Evelyn Cunningham, the grande dame of African-American journalism, died Wednesday morning. She was 94.
In her long and productive career, Cunningham was ubiquitous, covering nearly every major national event from 1940 to 1962, including the Civil Rights Movement, for the Pittsburgh Courier. A serious but personable journalist, her interviews with such notables as Dr. Martin Luther King Jr., Rosa Parks and Malcolm X revealed facts about them that were not commonly known.
During an interview on PBS, she recounted one of her moments with Dr. King right after his house in Montgomery had been firebombed in January 1956. “I dashed over to Dr. King’s house and, sure enough, the front of the house was demolished. He was not hurt. His wife was not hurt.
“There was only one child at that moment,” Cunningham continued, “but you have no idea the impact of standing there watching this young man plead with these hundreds of people…standing in front of his house with Coke bottles and pipes, getting ready to go into town and beat up somebody, to watch him tell them to be calm…that was not the way. It was a no-win situation to take the bottles and the pipes and go start a fight. You could not do it that way.”
It was not unusual for Cunningham to be right in the mix of things. As a reporter for the Courier, she was dispatched all over the world and her byline was something Black readers grew accustomed to, knowing she would “tell it like it is” and not be afraid to speak truth to power.
Cunningham was born on January 25, 1916, in Elizabeth City, N.C. As a child, she expressed, perhaps humorously, that she wanted to pick cotton when she grew up. That desire was enough for her parents–a cab driver and dressmaker–to pack their belongings and head for Harlem.
An inveterate reader with endless curiosity, Cunningham excelled in school, graduating from Hunter College High School in 1934. Nine years later, she had her bachelor’s degree in social sciences from Long Island University.
Even before acquiring her college degree, she had begun working at the Courier, beginning by clipping stories from the major white publications and rewriting them for Black readers. In her capacity at the Courier for a quarter of century, she functioned as a reporter, columnist and city editor. Because of her fearless coverage of the Civil Rights Movement, she was often referred to as the “Lynching Editor.”
Many Harlemites fondly recall when she traveled with the late Percy Sutton and other NAACP members to Rosedale, Md., in 1961, where they staged a protest against a restaurant that discriminated against Black patrons. The group was arrested, found guilty of trespassing and fined $101.
That incident and others, including her coverage of lynchings, were often the source of discussion on her radio show on WLIB in New York, a show she hosted for five years, with opportunities to interview a number of significant figures in politics, arts and entertainment, and the media.
In the late ’60s, she set aside journalism to work as a special assistant to Jackie Robinson, who was a political consultant to Gov. Nelson Rockefeller. She accompanied the governor to several Caribbean countries, where she compiled a report on racial and gender problems.

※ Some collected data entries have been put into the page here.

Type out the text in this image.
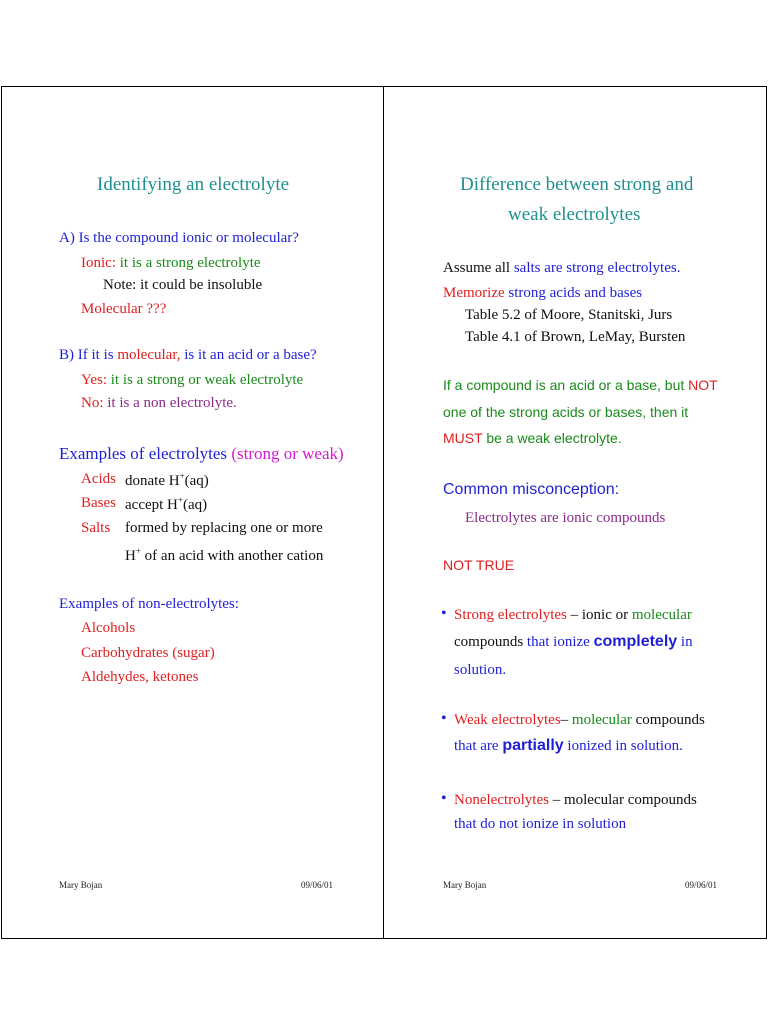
Identifying an electrolyte
A) Is the compound ionic or molecular?
Ionic: it is a strong electrolyte
Note: it could be insoluble
Molecular ???
B) If it is molecular, is it an acid or a base?
Yes: it is a strong or weak electrolyte
No: it is a non electrolyte.
Examples of electrolytes (strong or weak)
Acids donate H+(aq)
Bases accept H+(aq)
Salts formed by replacing one or more
H+ of an acid with another cation
Examples of non-electrolytes:
Alcohols
Carbohydrates (sugar)
Aldehydes, ketones
Mary Bojan	09/06/01
Difference between strong and
weak electrolytes
Assume all salts are strong electrolytes.
Memorize strong acids and bases
Table 5.2 of Moore, Stanitski, Jurs
Table 4.1 of Brown, LeMay, Bursten
If a compound is an acid or a base, but NOT
one of the strong acids or bases, then it
MUST be a weak electrolyte.
Common misconception:
Electrolytes are ionic compounds
NOT TRUE
• Strong electrolytes – ionic or molecular
compounds that ionize completely in
solution.
• Weak electrolytes– molecular compounds
that are partially ionized in solution.
• Nonelectrolytes – molecular compounds
that do not ionize in solution
Mary Bojan	09/06/01
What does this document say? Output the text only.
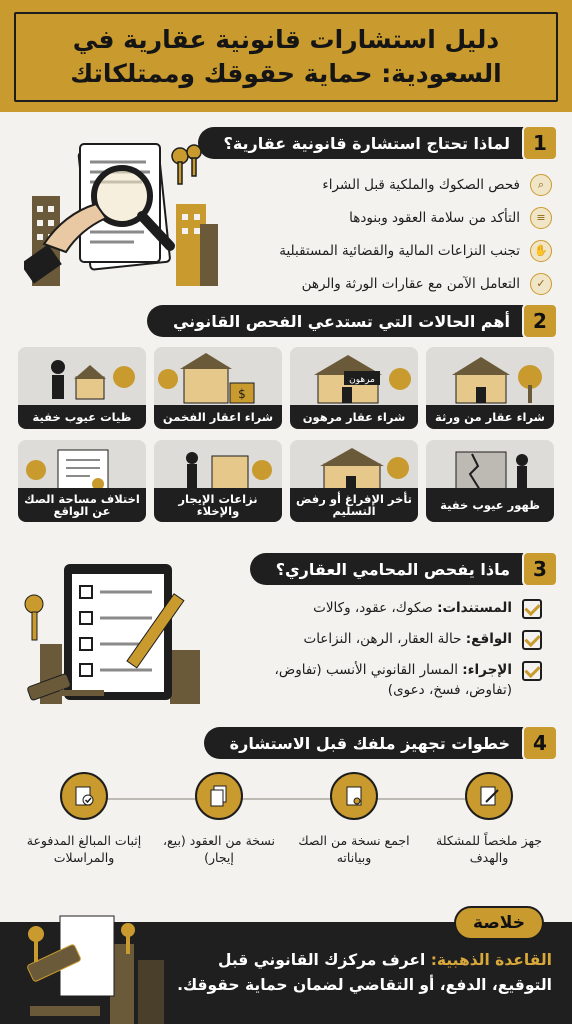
دليل استشارات قانونية عقارية في
السعودية: حماية حقوقك وممتلكاتك
1
لماذا تحتاج استشارة قانونية عقارية؟
⌕
فحص الصكوك والملكية قبل الشراء
≡
التأكد من سلامة العقود وبنودها
✋
تجنب النزاعات المالية والقضائية المستقبلية
✓
التعامل الآمن مع عقارات الورثة والرهن
2
أهم الحالات التي تستدعي الفحص القانوني
شراء عقار من ورثة
مرهون
شراء عقار مرهون
$
شراء اعقار الفخمن
ظيات عيوب خفية
ظهور عيوب خفية
تأخر الإفراغ أو رفض التسليم
نزاعات الإيجار والإخلاء
اختلاف مساحة الصك عن الواقع
3
ماذا يفحص المحامي العقاري؟
المستندات: صكوك، عقود، وكالات
الواقع: حالة العقار، الرهن، النزاعات
الإجراء: المسار القانوني الأنسب (تفاوض، (تفاوض، فسخ، دعوى)
4
خطوات تجهيز ملفك قبل الاستشارة
جهز ملخصاً للمشكلة والهدف
اجمع نسخة من الصك وبياناته
نسخة من العقود (بيع، إيجار)
إثبات المبالغ المدفوعة والمراسلات
خلاصة
القاعدة الذهبية: اعرف مركزك القانوني قبل التوقيع، الدفع، أو التقاضي لضمان حماية حقوقك.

When the New York Coalition of One Hundred Black Women was formed in 1970, Cunningham was among the charter members. But it would be an act in futility to list all the organizations and institutions that benefited from her presence and sagely advice.
Cunningham was one of five former reporters of the Courier to receive the prestigious George Polk Award in 1998 on behalf of the paper, founded by Robert Vann in 1910. That same year, the Century Club honored her with the Women of the Century Award, which is among a number of coveted awards adorning her walls in Harlem.
One of the last times she was seen in public was at the Apollo Theater when Barack Obama appeared there during his campaign. “This is quite incredible,” she said of Obama’s chances. “I never thought I’d live to see such a possibility.”
But that’s an eventuality that Cunningham shouldn’t be too surprised by, since it was her pioneering journalism, indomitable will and determination to get the stories and get them back to the people that made Obama’s victory a reality.
Our coverage of her funeral will have more information about Cunningham and her immediate survivors.